Per l’ONU le caste violano i diritti umani, ma l’India non ci sta

Il sistema delle caste, formalmente abolito, ma assai radicato nei paesi di cultura hindu, fra cui l’India, potrebbe essere presto inserito dall’Onu nella lista delle violazioni di diritti umani. Durante la 12/a sessione del Consiglio delle Nazioni Unite per i diritti umani (Unhrc), in corso a Ginevra, è stato discusso un documento in cui si prospettano le linee guida per l’eliminazione delle “discriminazioni basate su lavoro e discendenza” – così è definita la questione delle caste – che riguarda 260 milioni di persone dell’Asia meridionale. La proposta di trasferire nel 2010 il dibattito all’Assemblea generale dell’Onu ha ottenuto l’adesione della presidenza svedese dell’Unione europea, dell’Alto commissariato per i diritti umani dell’Onu e del Nepal. Proprio la posizione di Kathmandu rappresenta una novità significativa rispetto al passato. Il paese himalaiano infatti, dove l’80% dei cittadini è di religione hindu, è il primo della regione ad ammettere apertamente che il sistema delle caste, che persiste in molte società, è discriminante. “Siamo favorevoli all’idea di coinvolgere organismi nazionali e internazionali per combattere questo tipo di discriminazioni”, ha dichiarato il ministro per l’Amministrazione generale nepalese Jeet Bahadur Darjee Gautam. Il ministro ha poi detto che le linee guida del documento sono “utili strumenti per combattere questo flagello” ed ha infine espresso la speranza, con evidente riferimento all’India, che “altri paesi seguano l’esempio”. L’India però, come fatto in passato, si è rifiutata a Ginevra di assimilare le caste alla discriminazione razziale.
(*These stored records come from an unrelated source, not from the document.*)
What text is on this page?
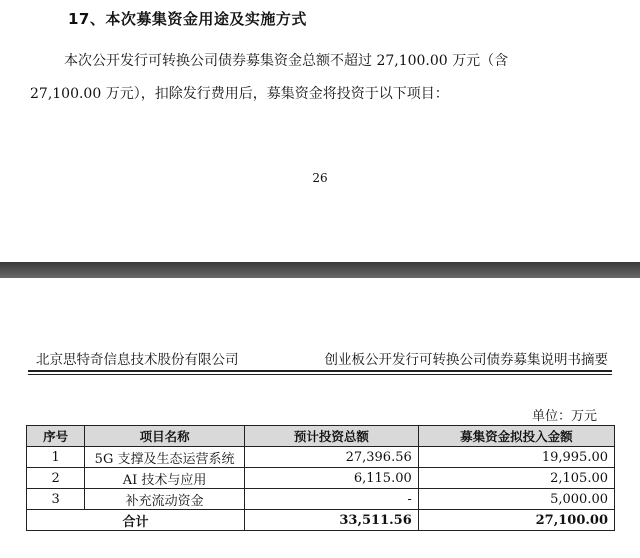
17、本次募集资金用途及实施方式
本次公开发行可转换公司债券募集资金总额不超过 27,100.00 万元（含
27,100.00 万元），扣除发行费用后，募集资金将投资于以下项目：
26
北京思特奇信息技术股份有限公司	创业板公开发行可转换公司债券募集说明书摘要
单位：万元
序号	项目名称	预计投资总额	募集资金拟投入金额
1	5G 支撑及生态运营系统	27,396.56	19,995.00
2	AI 技术与应用	6,115.00	2,105.00
3	补充流动资金	-	5,000.00
合计		33,511.56	27,100.00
Anche se la costituzione indiana del 1950 le ha abolite, il sistema, fortemente legato alla tradizione hindu, è radicato ad ogni livello della società, penalizzando e condannando alla povertà gli appartenenti ai livelli più bassi. Risalenti a 2.500 anni fa, le caste sono principalmente quattro: Brahmani (sacerdoti), Kshatriya (guerrieri e nobili), Vaishya (agricoltori e mercanti), Shudra (servitori, artigiani impuri, orafi, carpentieri). A queste si aggiungono i dalit, gli schiavi, che sono considerati fuori casta. Anticamente le caste erano mobili e le persone venivano definite dal mestiere. Preoccupati per l’eccessiva mobilità sociale i sacerdoti stabilirono che i Brahmani derivavano dalla bocca del dio Brahma, gli Kshatriya dalle spalle, i Vaishya dalle anche e gli Shudra dai piedi, e che alle caste si apparteneva per nascita senza possibilità di cambiamento.